PITTLER and colleagues, Department of Complementary Medicine, School of Postgraduate Medicine and Health Sciences, University of Exeter, Exeter, United Kingdom. MHPittler@exeter.ac.uk systematically investigated the location bias in controlled clinical trials of complementary and alternative medicine.

Background

The authors set out to systematically investigate location bias of controlled clinical trials in complementary and alternative medicine (CAM).

Methodology

Literature searches were performed to identify systematic reviews and meta-analyses, which were used to retrieve controlled clinical trials. Trials were categorized by whether they appeared in CAM or mainstream medical (MM) journals, their direction of outcome, methodological quality, and sample size.

Results

351 trials were analysed. A predominance of positive trials was seen in non-impact factor CAM and MM journals, (58) / (78) (74%) and (76) / (102) (75%) respectively, and also in low impact factor CAM and MM journals. In high impact factor MM journals there were equal numbers of positive and negative trials, a distribution significantly different from all other journal categories (P < 0.05). Quality scores were significantly lower for positive than negative trials in non-impact factor CAM journals (P < 0.02). A similar trend was seen in low-impact factor CAM journals, but this was not statistically significant. There were no significant differences between the quality scores of positive and negative trials published in MM journals, except for high impact factor journals, in which positive trials had significantly lower scores than negative trials (P = 0.048). There was no difference between positive and negative trials in any category in terms of sample size.

Conclusion

More positive than negative trials of complementary therapies are published, except in high-impact factor MM journals. In non-impact factor CAM journals positive studies were of poorer methodological quality than the corresponding negative studies.

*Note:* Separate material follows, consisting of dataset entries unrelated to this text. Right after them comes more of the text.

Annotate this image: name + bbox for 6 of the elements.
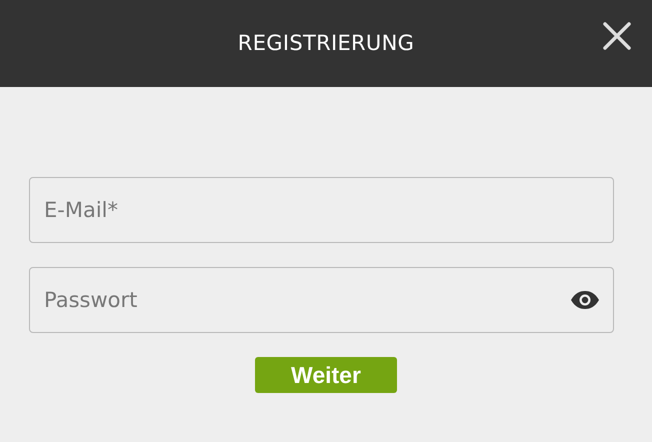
- continue-button[interactable]: Weiter: [255, 357, 397, 393]
- dialog-title: REGISTRIERUNG: [238, 30, 414, 57]
- email-field[interactable]: E-Mail*: [29, 177, 614, 243]
- password-field[interactable]: Passwort: [29, 267, 614, 333]
- eye-icon[interactable]: [570, 290, 600, 310]
- close-button[interactable]: [602, 21, 632, 51]
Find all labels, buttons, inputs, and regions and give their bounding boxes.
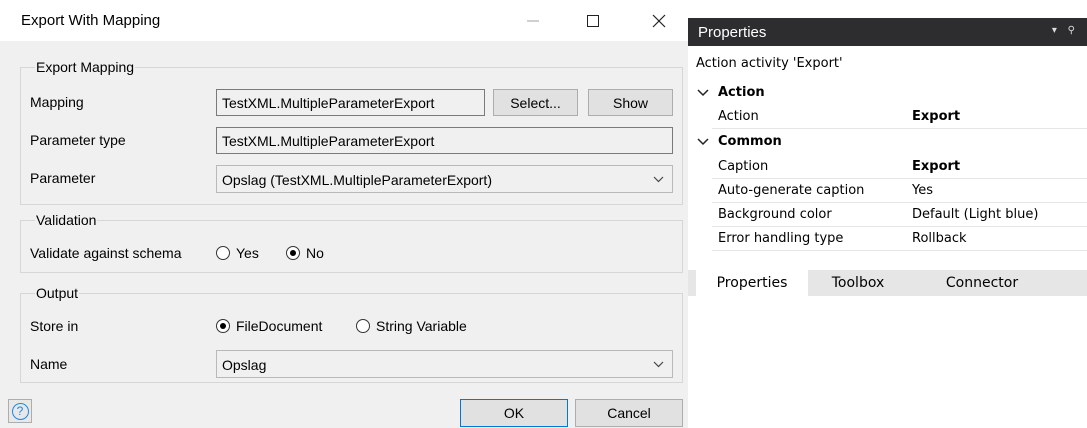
maximize-icon <box>587 14 599 27</box>
activity-label: Action activity 'Export' <box>696 56 843 71</box>
radio-unchecked-icon <box>216 246 230 260</box>
store-string-variable-label: String Variable <box>376 318 467 334</box>
tab-properties[interactable]: Properties <box>696 270 808 296</box>
property-key: Background color <box>718 207 832 222</box>
close-icon <box>652 14 666 27</box>
minimize-icon <box>527 20 539 21</box>
tab-connector[interactable]: Connector <box>908 270 1056 296</box>
section-action[interactable]: Action <box>688 81 1087 105</box>
minimize-button[interactable] <box>510 0 556 41</box>
name-label: Name <box>30 356 68 372</box>
store-in-label: Store in <box>30 318 79 334</box>
close-button[interactable] <box>636 0 682 41</box>
validate-yes-radio[interactable]: Yes <box>216 245 259 261</box>
parameter-type-field[interactable]: TestXML.MultipleParameterExport <box>216 127 673 154</box>
help-icon: ? <box>11 402 29 420</box>
validate-schema-label: Validate against schema <box>30 245 182 261</box>
properties-title: Properties <box>698 24 767 41</box>
name-dropdown-value: Opslag <box>222 357 267 373</box>
property-key: Error handling type <box>718 231 844 246</box>
property-key: Caption <box>718 159 769 174</box>
properties-header: Properties ▾ ⚲ <box>688 18 1087 46</box>
dialog-titlebar: Export With Mapping <box>0 0 688 41</box>
validate-no-label: No <box>306 245 324 261</box>
parameter-dropdown-value: Opslag (TestXML.MultipleParameterExport) <box>222 172 492 188</box>
output-group-label: Output <box>35 285 80 301</box>
radio-unchecked-icon <box>356 319 370 333</box>
maximize-button[interactable] <box>570 0 616 41</box>
property-key: Auto-generate caption <box>718 183 865 198</box>
property-value: Export <box>912 109 961 124</box>
parameter-label: Parameter <box>30 170 96 186</box>
cancel-button[interactable]: Cancel <box>575 399 683 427</box>
validation-group-label: Validation <box>35 212 98 228</box>
mapping-field[interactable]: TestXML.MultipleParameterExport <box>216 89 485 116</box>
property-value: Default (Light blue) <box>912 207 1039 222</box>
property-row-caption[interactable]: Caption Export <box>688 155 1087 179</box>
property-key: Action <box>718 109 759 124</box>
export-mapping-group-label: Export Mapping <box>35 59 136 75</box>
chevron-down-icon <box>697 89 709 97</box>
help-button[interactable]: ? <box>8 399 32 423</box>
tab-toolbox[interactable]: Toolbox <box>808 270 908 296</box>
parameter-type-label: Parameter type <box>30 132 126 148</box>
dialog-body: Export Mapping Mapping TestXML.MultipleP… <box>0 41 688 428</box>
panel-tabs: Properties Toolbox Connector <box>688 270 1087 296</box>
property-value: Yes <box>912 183 933 198</box>
chevron-down-icon <box>653 176 664 183</box>
store-filedocument-radio[interactable]: FileDocument <box>216 318 322 334</box>
parameter-dropdown[interactable]: Opslag (TestXML.MultipleParameterExport) <box>216 165 673 193</box>
validate-yes-label: Yes <box>236 245 259 261</box>
property-row-auto-generate-caption[interactable]: Auto-generate caption Yes <box>688 179 1087 203</box>
property-row-action[interactable]: Action Export <box>688 105 1087 129</box>
store-string-variable-radio[interactable]: String Variable <box>356 318 467 334</box>
chevron-down-icon <box>653 361 664 368</box>
chevron-down-icon <box>697 138 709 146</box>
store-filedocument-label: FileDocument <box>236 318 323 334</box>
property-value: Rollback <box>912 231 967 246</box>
section-action-name: Action <box>718 85 765 100</box>
radio-checked-icon <box>286 246 300 260</box>
select-button[interactable]: Select... <box>493 89 578 116</box>
section-common[interactable]: Common <box>688 130 1087 154</box>
panel-options-icon[interactable]: ▾ ⚲ <box>1052 25 1079 36</box>
ok-button[interactable]: OK <box>460 399 568 427</box>
section-common-name: Common <box>718 134 782 149</box>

This was not the case in MM journals that published on a wider range of therapies, except in those with high impact factors. Thus location of trials in terms of journal type and impact factor should be taken into account when the literature on complementary therapies is being examined.

References

Pittler MH et al. Location bias in controlled clinical trials of complementary/ alternative therapies. Journal of Clinical Epidemiology 53(5): 485-9. May 2000.